3.C. L'invariance de l'unité de compte de 1726 à 1914 .

Il est à souligner qu'en raison de l'invariance de l'unité de compte, les chiffres du budget de l'Etat en 1914 étaient directement comparables à ceux des budgets antérieurs et cela depuis 1726.

Par exemple, le budget de l'Etat de la France qui s'élevait en 1914 à :
           
             1,67 milliards de grammes d'or,
soit
             1670 tonnes d'or.

était directement comparable à celui de 1869 qui s'élevait à un peu plus de :

           F 2 milliards,
soit
      plus de 644 tonnes d'or.

Il avait donc plus que doublé entre 1869 et 1914.

A cette façon de procéder non anachronique, certains préfèrent celle qui consiste à faire référence à l'agrégat de comptabilité nationale P.I.B. - qui n'existait pas à l'époque et est apparu dans la décennie 1950 -. 
Pour l'année 1912, ils obtiennent par exemple comme chiffre du rapport "dépenses publiques/P.I.B." :

                     12,6 %.
 

3.D. Budget de 2010 équivalent à celui de 1914.

Depuis lors, tout a changé : l'étalon or a été abandonné.  Et les comparaisons sont délicates, des stratagèmes sont nécessaires.
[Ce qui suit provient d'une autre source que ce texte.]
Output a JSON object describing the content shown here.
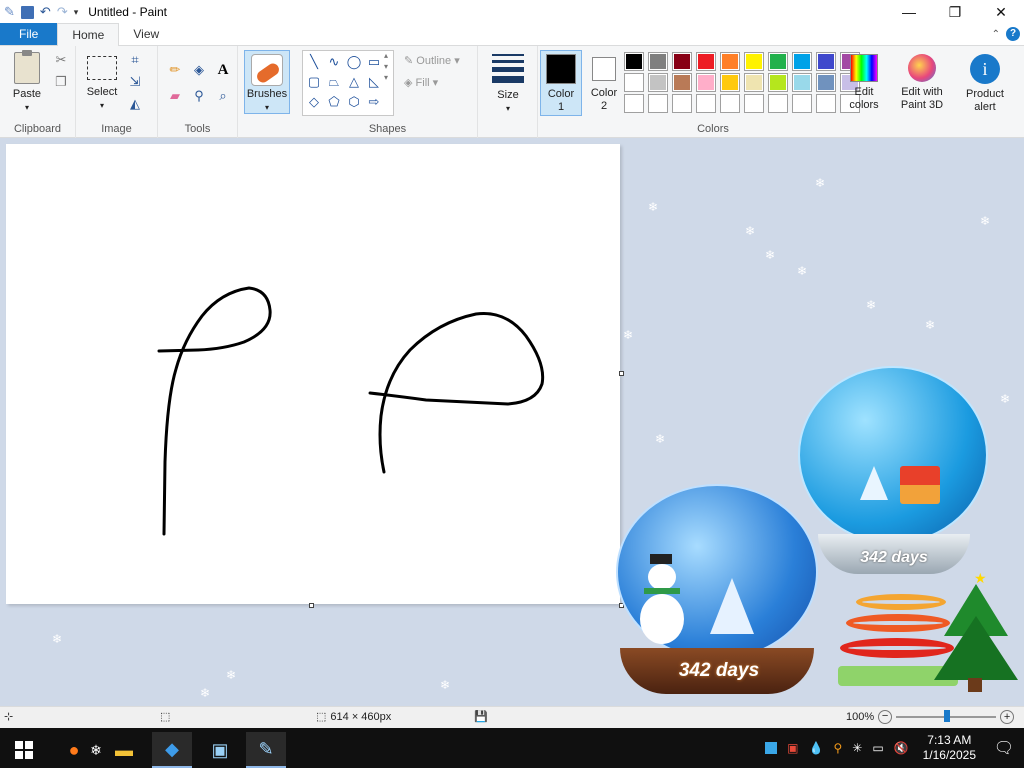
{
  "window": {
    "title": "Untitled - Paint",
    "minimize": "—",
    "maximize": "❐",
    "close": "✕"
  },
  "quick_access": {
    "save_icon": "save-icon",
    "undo_icon": "undo-icon",
    "redo_icon": "redo-icon"
  },
  "tabs": [
    {
      "label": "File"
    },
    {
      "label": "Home"
    },
    {
      "label": "View"
    }
  ],
  "ribbon": {
    "clipboard": {
      "label": "Clipboard",
      "paste": "Paste"
    },
    "image": {
      "label": "Image",
      "select": "Select"
    },
    "tools": {
      "label": "Tools"
    },
    "brushes": {
      "label": "Brushes"
    },
    "shapes": {
      "label": "Shapes",
      "outline": "Outline",
      "fill": "Fill"
    },
    "size": {
      "label": "Size"
    },
    "colors": {
      "label": "Colors",
      "color1": "Color 1",
      "color2": "Color 2",
      "edit_colors": "Edit colors",
      "edit_3d": "Edit with Paint 3D",
      "product_alert": "Product alert",
      "palette_row1": [
        "#000000",
        "#7f7f7f",
        "#880015",
        "#ed1c24",
        "#ff7f27",
        "#fff200",
        "#22b14c",
        "#00a2e8",
        "#3f48cc",
        "#a349a4"
      ],
      "palette_row2": [
        "#ffffff",
        "#c3c3c3",
        "#b97a57",
        "#ffaec9",
        "#ffc90e",
        "#efe4b0",
        "#b5e61d",
        "#99d9ea",
        "#7092be",
        "#c8bfe7"
      ],
      "palette_row3": [
        "#ffffff",
        "#ffffff",
        "#ffffff",
        "#ffffff",
        "#ffffff",
        "#ffffff",
        "#ffffff",
        "#ffffff",
        "#ffffff",
        "#ffffff"
      ]
    }
  },
  "status": {
    "canvas_size": "614 × 460px",
    "zoom": "100%"
  },
  "desktop": {
    "globe_left_label": "342 days",
    "globe_right_label": "342 days"
  },
  "taskbar": {
    "time": "7:13 AM",
    "date": "1/16/2025"
  }
}
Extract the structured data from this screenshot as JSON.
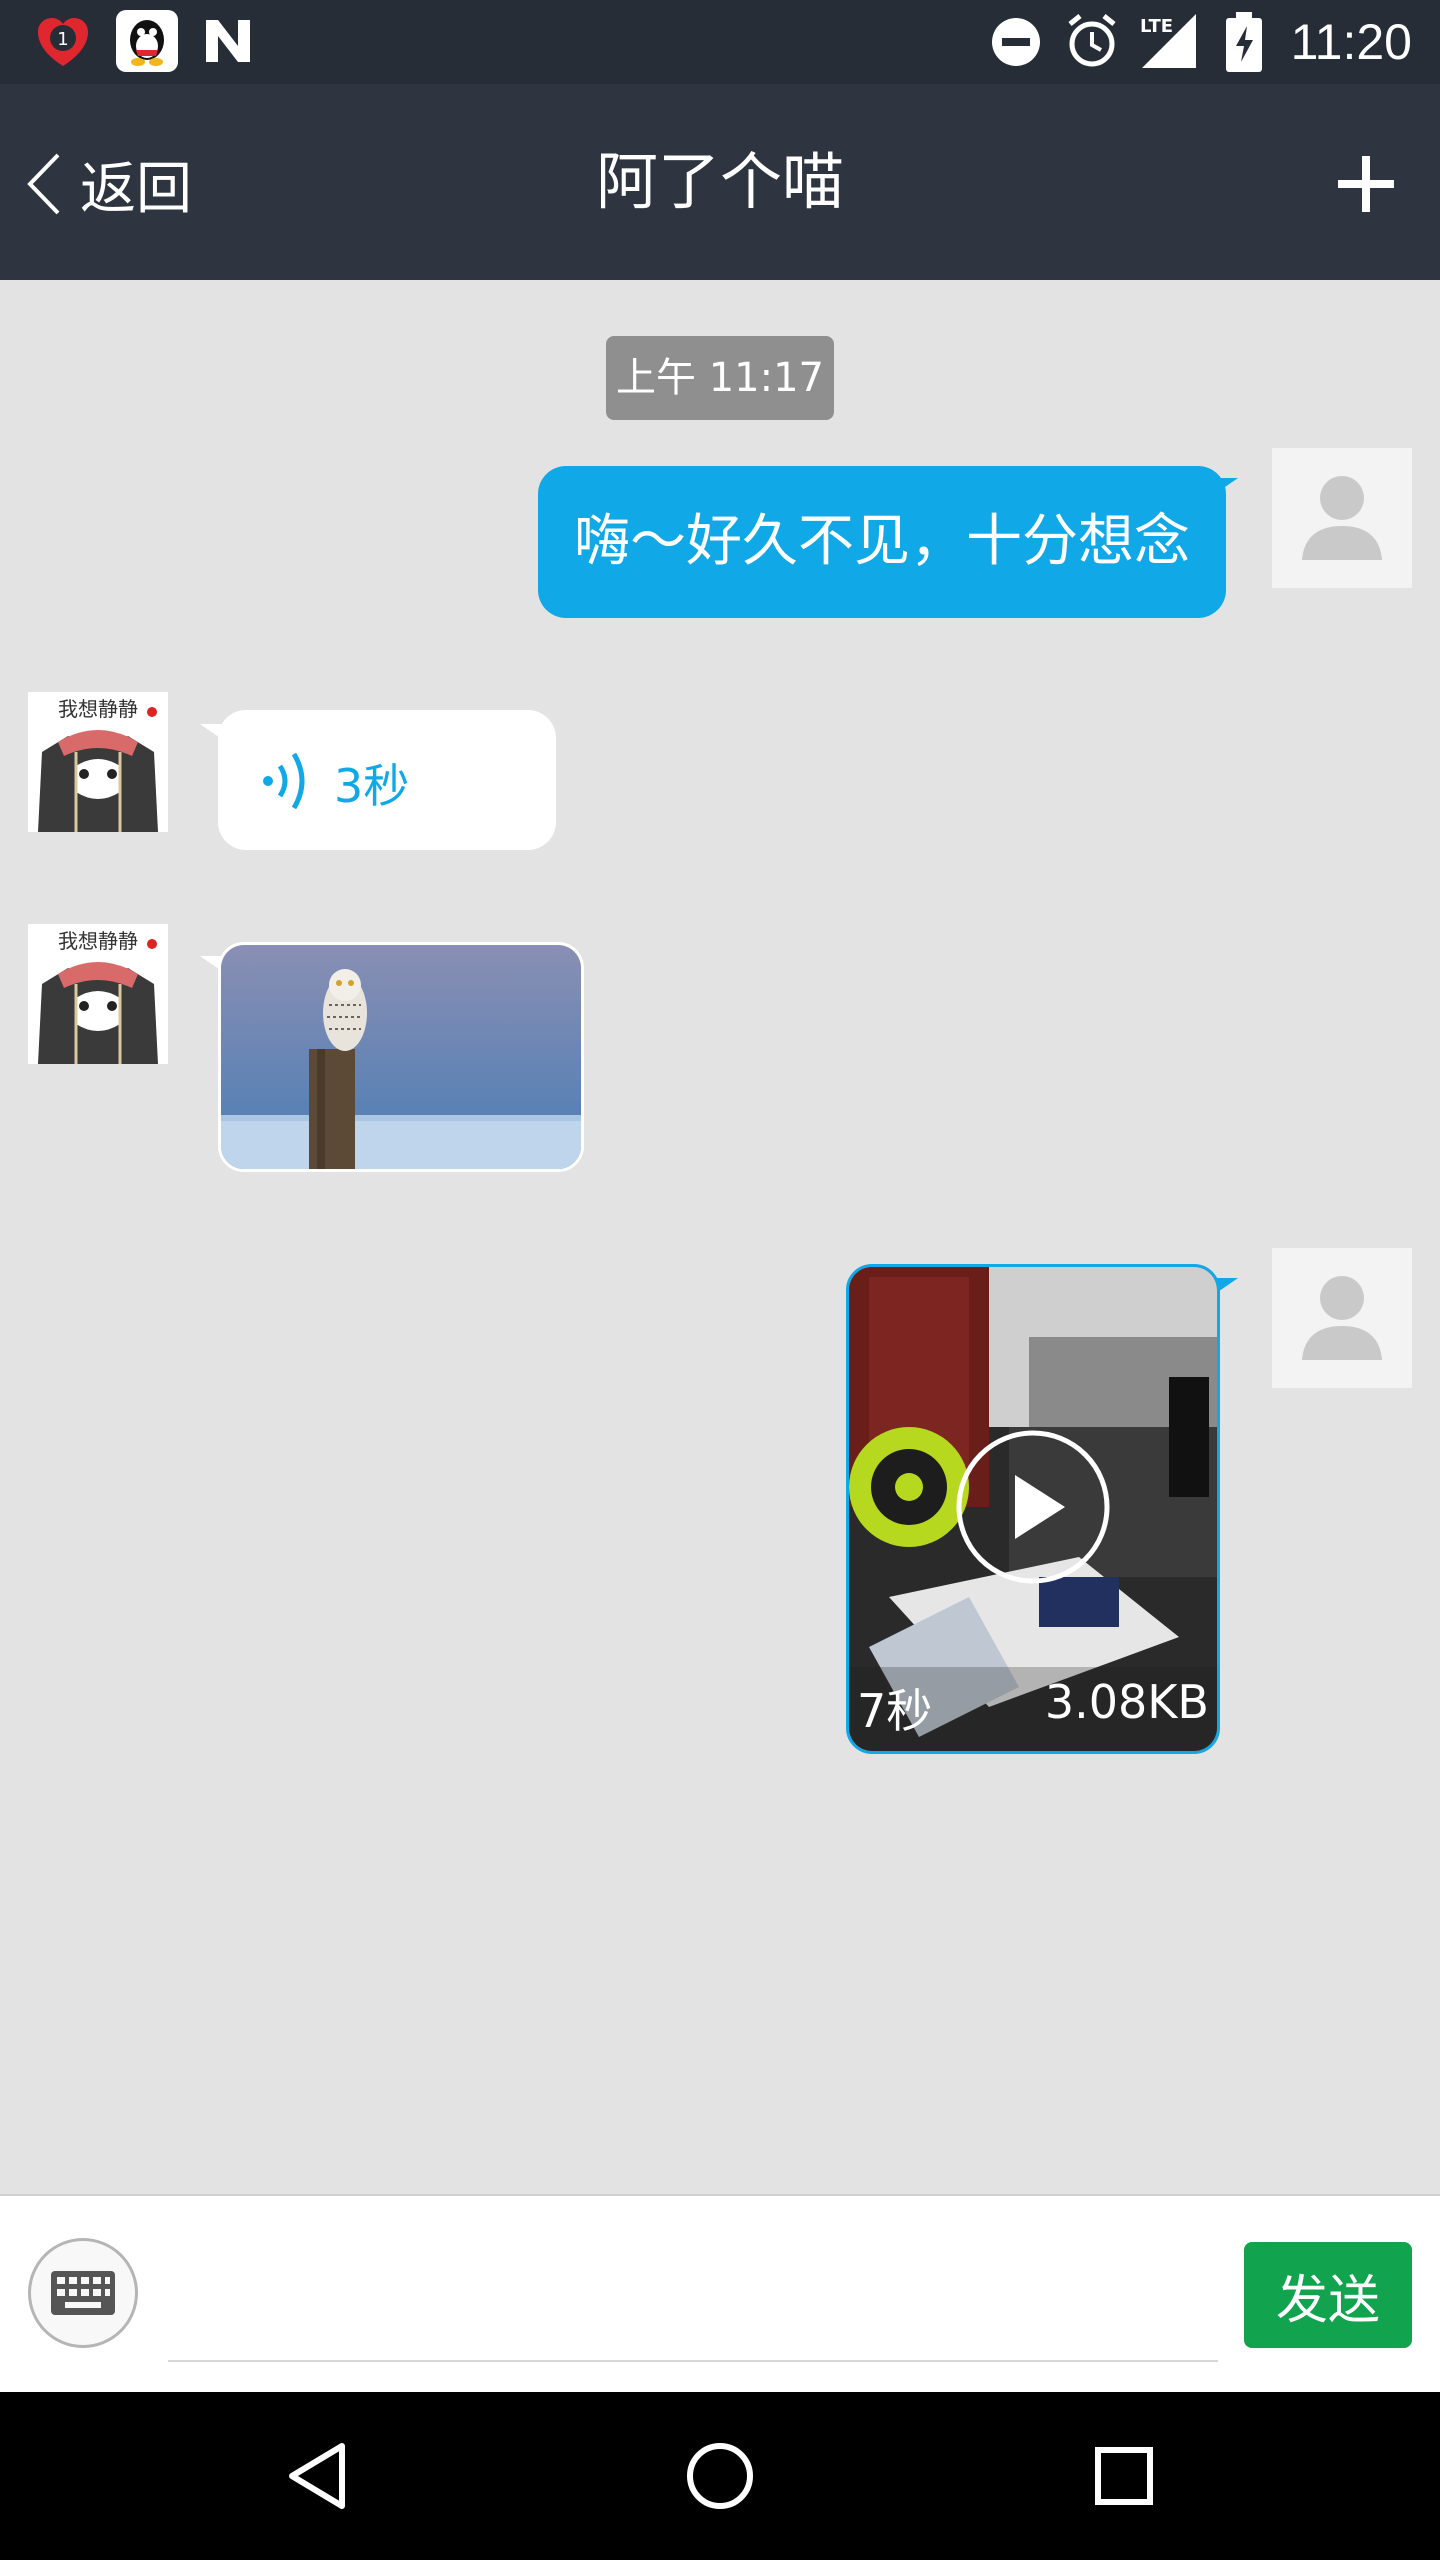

Etant donné qu'à l'époque, et depuis 1900, le dollar des Etats-Unis était tel que :

             1 once d'or = $ 20,68

et qu'aujourd'hui, en 2010 :

        1 once d'or vaut plus de $ 1200,

grosso modo, le prix de l'once d'or en $ a été multiplié par un nombre de l'ordre de 60.

Pour 1€ = $ 1,20,

  1 once d'or vaut aux environs de € 1000,

(rappelons que 1 once d'or = 31,1 grammes).

A supposer que le F - aujourd'hui abandonné - ait eu l'évolution du $ et étant donné le calcul précédent, le budget de l'Etat de la France 2010 "équivalent" au budget de 1914 serait égal à :

             5,2 x 50 = € 260 milliards

Aujourd'hui, en 2010, le budget de l'Etat s'élève à près de :

                 € 1000 milliards,

il est donc près de 4 fois celui de 1914 et de 8 fois celui de 1869, "à prix constants"...

Selon la démarche en termes du rapport "dépenses publiques/PIB", le dernier chiffre donné (source O.C.D.E.) est

                        56,9 %.

Où cette augmentation du rapport s'arrêtera-t-elle ? 
Faut-il admettre inéluctable un taux d'augmentation des dépenses publiques - à prix et revenus constants - qui double tous les demi-siècles ?


4. Les dépenses publiques dans le monde de 2010.

Il est difficile de répondre à la question.

Une chose est certaine : parmi les pays de l'O.C.D.E., seul le Danemark fait pire que la France en 2010, en termes de dépenses publiques - à prix et revenus constants - !

Selon les chiffres de l’O.C.D.E., les dépenses de l’Etat français et de ses dépendances plus ou moins directes représenteraient donc, pour 2010 :

                       56,9 % du P.I.B.

Le Danemark et la France occupent le haut du classement, devançant la Suède, le Royaume Uni, l'Italie - qui se situent au-dessus de la moyenne calculée des pays de l'euro - l’Allemagne et l'Espagne - qui se situent néanmoins au dessus de la moyenne calculée des pays de l'O.C.D.E. - le Canada, les Etats-Unis, le Japon, etc.


5. Le jour de la libération fiscale 2010 : 28 juillet.

Etant donnés ces chiffres, Contribuables associés a calculé que, pour cette année 2010, le jour de l'année où les contribuables commenceront à travailler pour eux-mêmes, et non plus pour les hommes de l'Etat, sera :

                        le 28 juillet.

En 2009, c'était le 15 juillet,
     2008                  12 juillet,
     2007                  16 juillet,
     2006                  16 juillet,
     2005                  16 juillet,
 
     2004                 16 juillet,  
     2003                 14 juillet,
     2002                 12 juillet,
     2001                 10 juillet,
     2000                 13 juillet,

     1999                 17 juillet,
     1998                 17 juillet,
     1997                 20 juillet.

En d'autres termes, après une faible amélioration de 1997 à 2001, c'est une détérioration permanente et un plongeon marginal de la situation du contribuable en France.